Similarly, close to 48% felt that the world should take notice of companies like JP Morgan Chase that’s been spending billions on cyber-related changes such as infrastructure modernization, developer tools, embedding cybersecurity controls into their business and providing enhanced training to their employees on cyber vigilance.
The study quotes Morgan Stanley CEO James Gorman to suggest that tech spend going up is a good sign as it’s displacing things that employees would have otherwise done manually. About 45% of those surveyed said they believed that automatic work would continue, irrespective of the number of layoffs that these efforts appear to have engineered in recent times.
It’s about lowering costs and redesigning products
Similarly, the CEOs were clear that it was only through early action to lower costs and protect the balance sheets that enterprises could ride through the economic downturn in 2023. McKinsey research says companies that had outperformed peers during the 2008 crisis cut operating costs by 1% before the downturn, while the others expanded costs by 1%. The best performers also reduced their debt by $1 for every $1 of book capital before the downturn.
As per the survey, 76% of the respondents felt reducing operating expenses was crucial. While the tech industry felt it had already done so by shedding jobs, others looked at supply chain renegotiations, tax optimization, deferring capital spending, tightening expense policies and increasing employee productivity as some of the ways to achieve the same outcomes.
Around 61% felt that redesigning products and services should be part of the CEO playbook to tide over the challenges of 2023, especially those related to the economic slump and inflation.

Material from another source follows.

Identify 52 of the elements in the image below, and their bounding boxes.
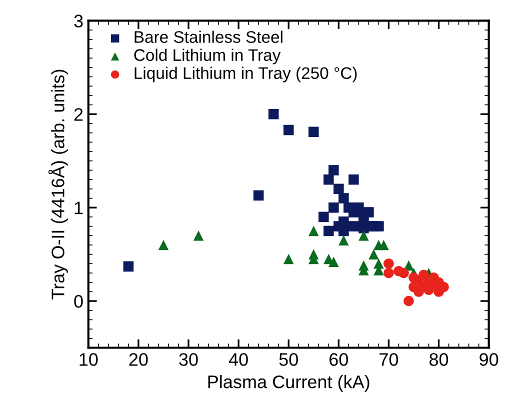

The CEOs feel that costs saved via reduced operating expenses could be used to improve products and services to attract new customers and retain existing ones.
Reassess and go beyond geographies
More than 54% of the respondents felt that there would be a need to reassess strategic and economic assumptions on an ongoing basis through the year. The idea is to stay nimble with a focus on agility and adaptability, specifically with relation to pricing strategies that could offset cost increases during the inflationary cycle.
The CEOs also responded to queries around growing geopolitical risks stating that building robust compliance capabilities, creating resilience in supplier networks and investments in monitoring and response capabilities need to be part of the playbook.
While 65% felt companies must build up trade compliance and improve how they scree different customers and companies, 62% of the respondents pointed to the Apple path of ensuring that components arrive in multiple geographies to assembly lines that are also cutting across geopolitical boundaries.